*The following is a spoiler free review of the movie*
I have no intention of comparing comic companies in how they handle their intellectual property but Batman V Superman left a void. As fans of the heroes and their comics, we like the characters we are familiar with, and whereby I defend the right of a creator to a new perspective, it sure feels good to absorb the love that went into casting, designing and scripting Captain America Civil War. To see the regal poise of T’Challa and the sweet innocence of Parker is pure unadulterated joy. For those unfamiliar of the new additions to the Marvel Universe, this movie takes great strides in earning your adoration for them. To see them in costume and in action conjures memories of comics and animated series gone by, and that level of devotion is borne from pure love.
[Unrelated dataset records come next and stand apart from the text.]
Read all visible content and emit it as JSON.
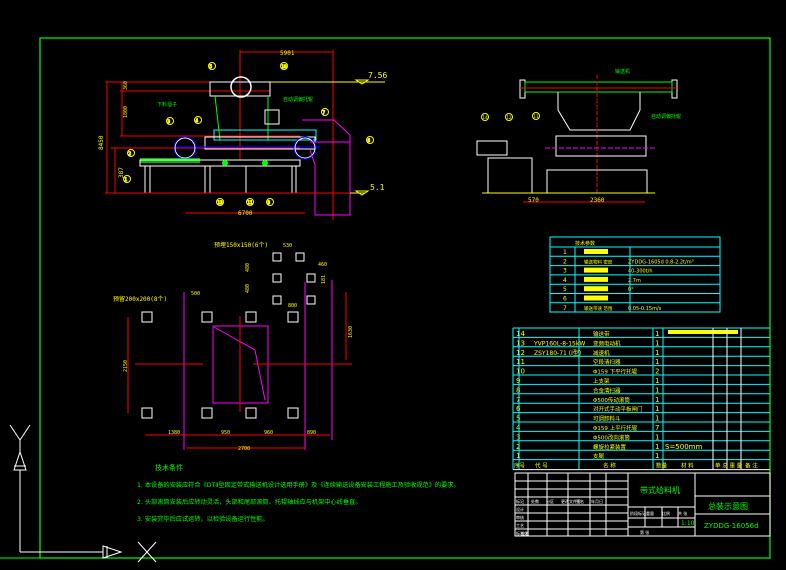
{
  "colors": {
    "background": "#000000",
    "frame": "#00ff00",
    "dimension": "#ff0000",
    "table": "#00ffff",
    "text": "#ffff00",
    "outline": "#ffffff",
    "hopper": "#ff00ff"
  },
  "ucs_icon": {
    "x_label": "X",
    "y_label": "Y"
  },
  "elevation_view": {
    "dims": {
      "top": "5901",
      "height_total": "8450",
      "height_a": "360",
      "height_b": "1800",
      "leg": "387",
      "base": "6700"
    },
    "levels": {
      "top": "7.56",
      "bottom": "5.1"
    },
    "balloons": [
      "5",
      "10",
      "3",
      "4",
      "2",
      "1",
      "13",
      "11",
      "8",
      "7",
      "6"
    ],
    "notes": [
      "下料溜子",
      "自动调偏托辊"
    ]
  },
  "side_view": {
    "dims": {
      "a": "570",
      "b": "2360"
    },
    "balloons": [
      "14",
      "12",
      "11",
      "3"
    ],
    "notes": [
      "输送机",
      "自动调偏托辊"
    ]
  },
  "foundation_plan": {
    "labels": {
      "small_holes": "预埋150x150(6个)",
      "large_holes": "预留200x200(8个)"
    },
    "dims": {
      "d530": "530",
      "d460": "460",
      "d480a": "480",
      "d480b": "480",
      "d800": "800",
      "d181": "181",
      "d500": "500",
      "d1630": "1630",
      "d2150": "2150",
      "d1380": "1380",
      "d950": "950",
      "d960": "960",
      "d890": "890",
      "d2700": "2700"
    }
  },
  "spec_table": {
    "title": "技术参数",
    "rows": [
      {
        "no": "1",
        "name": "",
        "value": ""
      },
      {
        "no": "2",
        "name": "输送物料 密度",
        "value": "ZYDDG-1605d 0.8-2.2t/m³"
      },
      {
        "no": "3",
        "name": "",
        "value": "40-300t/h"
      },
      {
        "no": "4",
        "name": "",
        "value": "2.7m"
      },
      {
        "no": "5",
        "name": "",
        "value": "0°"
      },
      {
        "no": "6",
        "name": "",
        "value": ""
      },
      {
        "no": "7",
        "name": "输送带速 范围",
        "value": "0.05-0.15m/s"
      }
    ]
  },
  "parts_table": {
    "rows": [
      {
        "no": "14",
        "code": "",
        "name": "输送带",
        "qty": "1",
        "material": "",
        "note": ""
      },
      {
        "no": "13",
        "code": "YVP160L-8-15kW",
        "name": "变频电动机",
        "qty": "1",
        "material": "",
        "note": ""
      },
      {
        "no": "12",
        "code": "ZSY180-71 (I型)",
        "name": "减速机",
        "qty": "1",
        "material": "",
        "note": ""
      },
      {
        "no": "11",
        "code": "",
        "name": "空段清扫器",
        "qty": "1",
        "material": "",
        "note": ""
      },
      {
        "no": "10",
        "code": "",
        "name": "Φ159 下平行托辊",
        "qty": "2",
        "material": "",
        "note": ""
      },
      {
        "no": "9",
        "code": "",
        "name": "上支架",
        "qty": "1",
        "material": "",
        "note": ""
      },
      {
        "no": "8",
        "code": "",
        "name": "合金清扫器",
        "qty": "1",
        "material": "",
        "note": ""
      },
      {
        "no": "7",
        "code": "",
        "name": "Φ500传动滚筒",
        "qty": "1",
        "material": "",
        "note": ""
      },
      {
        "no": "6",
        "code": "",
        "name": "对开式手动平板闸门",
        "qty": "1",
        "material": "",
        "note": ""
      },
      {
        "no": "5",
        "code": "",
        "name": "可调卸料斗",
        "qty": "1",
        "material": "",
        "note": ""
      },
      {
        "no": "4",
        "code": "",
        "name": "Φ159 上平行托辊",
        "qty": "7",
        "material": "",
        "note": ""
      },
      {
        "no": "3",
        "code": "",
        "name": "Φ500改向滚筒",
        "qty": "1",
        "material": "",
        "note": ""
      },
      {
        "no": "2",
        "code": "",
        "name": "螺旋拉紧装置",
        "qty": "1",
        "material": "S=500mm",
        "note": ""
      },
      {
        "no": "1",
        "code": "",
        "name": "支腿",
        "qty": "1",
        "material": "",
        "note": ""
      }
    ],
    "headers": {
      "no": "序号",
      "code": "代 号",
      "name": "名 称",
      "qty": "数量",
      "material": "材 料",
      "weight": "单 总 重 量",
      "note": "备 注"
    }
  },
  "title_block": {
    "product": "带式给料机",
    "drawing": "总装示意图",
    "number": "ZYDDG-16056d",
    "scale": "1:10",
    "left_labels": [
      "标记",
      "处数",
      "分区",
      "更改文件号",
      "签名",
      "年月日",
      "设计",
      "审核",
      "工艺",
      "标准化",
      "批准"
    ],
    "mid_labels": [
      "阶段标记",
      "重量",
      "比例",
      "共 张",
      "第 张"
    ]
  },
  "notes": {
    "title": "技术条件",
    "items": [
      "1. 本设备的安装应符合《DTⅡ型固定带式输送机设计选用手册》及《连续输送设备安装工程施工及验收规范》的要求。",
      "2. 头部滚筒安装后应转动灵活，头部和尾部滚筒、托辊轴线应与机架中心线垂直。",
      "3. 安装完毕后应试运转，以检验设备运行性能。"
    ]
  }
}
For that I am thankful to all those involved in the making of this movie.
That is not to say that aspect of this movie weren’t purely indulgent, the central superhero fight scene is supremely extravagant in serving a very simple premise: divergent opinions take even the best men to war. Even though it was like the Superbowl halftime show, it was the most fun a comic fan could ever have in a superhero movie. With quick quips, amazing choreography, fantasy confrontations and the biggest reveal possible, it made for delightful viewing. In fact the majority of the movie saw action scene after action scene in one scenario to another. This may be a bad thing but the sheer innovation involved led to some breathtaking stunts and iconic imagery. It is all too forgiveable, even the shaky cam close ups provided intensity rather than dizziness. The CGI was everpresent but smooth enough to appreciate the feline movements of Panther as opposed to appearing a little unrealistic. Overall the complexities of a story involving confrontation between heroes led the creators to new heights of imagination, with a freer range that would be allowed if it was just pounding big bad monsters which has become all too common lately.
The film is rapidly paced and takes a moment to breathe only for the characters to realise why they are actually fighting. Quite often this is to either allow T’Challa to recount his Wakandian heritage or for Vision to calculate out what it is to be human. But at its heart it is a story about Iron Man and Captain America and their scenes together contain great dialogue and full of unwritten angst and disappointment. Great plaudits should be given to Robert Downey Jr and Chris Evans for providing wholehearted convictions in their own beliefs, making the audience actually question whose side they would actually be on. The actual division is focused upon governmental control of the Avengers and jurisdiction of their actions, especially outside of the United States. What is boils down to is who knows best and who decides what the Avengers should do. My only criticism of this basic premise is that it becomes less of a focus as the movie progresses, and is almost sacrificed in order to maintain the actual central tenet of the movie: Iron Man V Captain America. Even then there is enough of a narrative and thought provoking ideas that you are able to empathise with the plight of both central characters. For the first time in a Marvel movie, you are unsure of who the bad guy really is, and that is what makes it so compelling.
Some folks have called this movie Avengers 2.5, which is not unreasonable but it is not entirely accurate. Though we are introduced to Black Panther and see some characters of old, their roles are very much an accompaniment to the big two icons. Some of the finest moments of the film will take comic readers back to the heady days of Brubaker’s Captain America, where we saw Steve spending time with his best friends, Sharon, Sam and Bucky. Civil War is crammed full of story and characterisation and certainly overdoses on additional superhero content, but when it is done with such charm and dedication I am sure no one minds. Captain America Civil War is a complex movie and succeeds in delivering definitive motivations for each one of its characters, and even at its most wholesomely self indulgent, it is humorous, innovatively violent and looks fantastic.